5) It would undermine retirement security by cutting Social Security
The Bowles-Simpson proposal wouldn’t only cut Social Security benefits, it would do so in a way that harms the middle class. According to the Social Security Actuary, medium-income retirees would see their benefits drop by 4 percent for those who retire in 2030 to nearly 20 percent for those who retire in 2080. This is largely a function of two separate cuts, both of which fall on the low- and middle-class: raising the retirement age and using an alternate method to calculate cost of living adjustments, the so-called “chained CPI.”
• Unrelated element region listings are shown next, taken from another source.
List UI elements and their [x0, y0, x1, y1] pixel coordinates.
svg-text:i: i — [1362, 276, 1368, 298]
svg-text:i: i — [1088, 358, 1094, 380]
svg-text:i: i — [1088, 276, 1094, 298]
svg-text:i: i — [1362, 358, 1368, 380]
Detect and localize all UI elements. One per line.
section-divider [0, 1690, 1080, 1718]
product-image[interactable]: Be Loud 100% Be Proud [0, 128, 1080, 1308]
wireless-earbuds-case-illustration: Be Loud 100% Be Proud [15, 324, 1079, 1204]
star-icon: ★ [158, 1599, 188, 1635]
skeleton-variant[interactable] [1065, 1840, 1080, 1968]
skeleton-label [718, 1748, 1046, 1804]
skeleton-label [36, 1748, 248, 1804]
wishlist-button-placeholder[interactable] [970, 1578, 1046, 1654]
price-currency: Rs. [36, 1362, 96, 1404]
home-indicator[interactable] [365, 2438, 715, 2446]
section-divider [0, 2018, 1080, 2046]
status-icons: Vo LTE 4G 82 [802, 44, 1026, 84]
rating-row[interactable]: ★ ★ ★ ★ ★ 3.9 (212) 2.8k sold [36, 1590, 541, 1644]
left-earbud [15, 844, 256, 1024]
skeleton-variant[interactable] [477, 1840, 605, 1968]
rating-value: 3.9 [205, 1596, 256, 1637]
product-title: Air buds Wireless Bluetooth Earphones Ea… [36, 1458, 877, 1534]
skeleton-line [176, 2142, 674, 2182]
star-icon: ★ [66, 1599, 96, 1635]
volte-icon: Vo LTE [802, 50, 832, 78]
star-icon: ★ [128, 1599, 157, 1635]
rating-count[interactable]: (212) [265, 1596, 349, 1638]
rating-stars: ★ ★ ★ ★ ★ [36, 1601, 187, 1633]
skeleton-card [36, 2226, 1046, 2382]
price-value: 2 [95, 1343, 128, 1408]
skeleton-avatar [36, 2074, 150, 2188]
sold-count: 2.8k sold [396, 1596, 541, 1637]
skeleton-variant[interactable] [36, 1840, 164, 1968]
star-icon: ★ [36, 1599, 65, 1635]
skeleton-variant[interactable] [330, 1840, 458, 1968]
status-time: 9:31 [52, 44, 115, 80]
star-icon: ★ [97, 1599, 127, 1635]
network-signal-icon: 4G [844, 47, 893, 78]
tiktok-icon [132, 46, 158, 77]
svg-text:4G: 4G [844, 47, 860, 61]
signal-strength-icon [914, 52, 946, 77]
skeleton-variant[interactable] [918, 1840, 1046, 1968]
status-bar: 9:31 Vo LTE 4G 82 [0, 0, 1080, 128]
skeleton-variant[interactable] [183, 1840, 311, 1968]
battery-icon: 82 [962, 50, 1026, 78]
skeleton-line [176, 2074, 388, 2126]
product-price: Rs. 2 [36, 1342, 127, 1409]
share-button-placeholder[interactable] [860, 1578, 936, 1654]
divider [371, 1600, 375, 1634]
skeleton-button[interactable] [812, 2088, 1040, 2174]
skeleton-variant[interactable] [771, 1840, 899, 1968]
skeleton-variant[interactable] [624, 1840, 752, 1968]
Proposed cuts to Social Security need to be put in the context of broader retirement security. Social Security represents one of three sources of retirement security, the other two being defined benefit pensions and household savings (IRAs, 401(k)s, real estate, etc.). But private savings do a poor job of providing actual security—just ask a near-retiree how their nest egg fared after the financial collapse—and it’s unclear how much savings the average household can accrue in the first place when median wages continue to stagnate. Further, defined benefit pensions are becoming less and less common as more and more companies choose to drop them in favor of defined contribution plans (401(k)s or similar plans) which, again, provide little actual security against economic volatility. Social Security is the last reliable source of true retirement security for the middle class, and that means it’s more important than ever to protect it against cuts like these.
Not all bad
I would be remiss to point out that there are some good elements of the Bowles-Simpson plan. It raises nearly $2 trillion relative to current policy (which assumes all expiring tax cuts, such as the Bush tax cuts, are extended) and equalizes the taxation on capital and labor income (though it still fails to ensure that the rich pay their fair share, given the increase in income inequality by dedicating extra revenue gained from broadening the tax base to reducing marginal rates). It aggressively cuts defense spending. It raises the gas tax, thus shoring up the Highway Trust Fund and making transportation reauthorization an easier lift. It largely spares—and even builds on—the Affordable Care Act. Finally, while the ratio of spending cuts to revenue increases is flawed, it is better than most of the other “grand bargain” proposals—including some reported offers made by the Obama administration—that have come out in the last few years, which focus much more heavily on spending cuts.
But these strengths do not make up for Bowles-Simpson’s weaknesses, and being the “least-bad” budget proposal taken seriously by Beltway pundits is an achievement on the order of being the tallest leprechaun. Without significant changes, it would cost jobs, reduce long-run investment and economic growth, and endanger middle-class retirement security.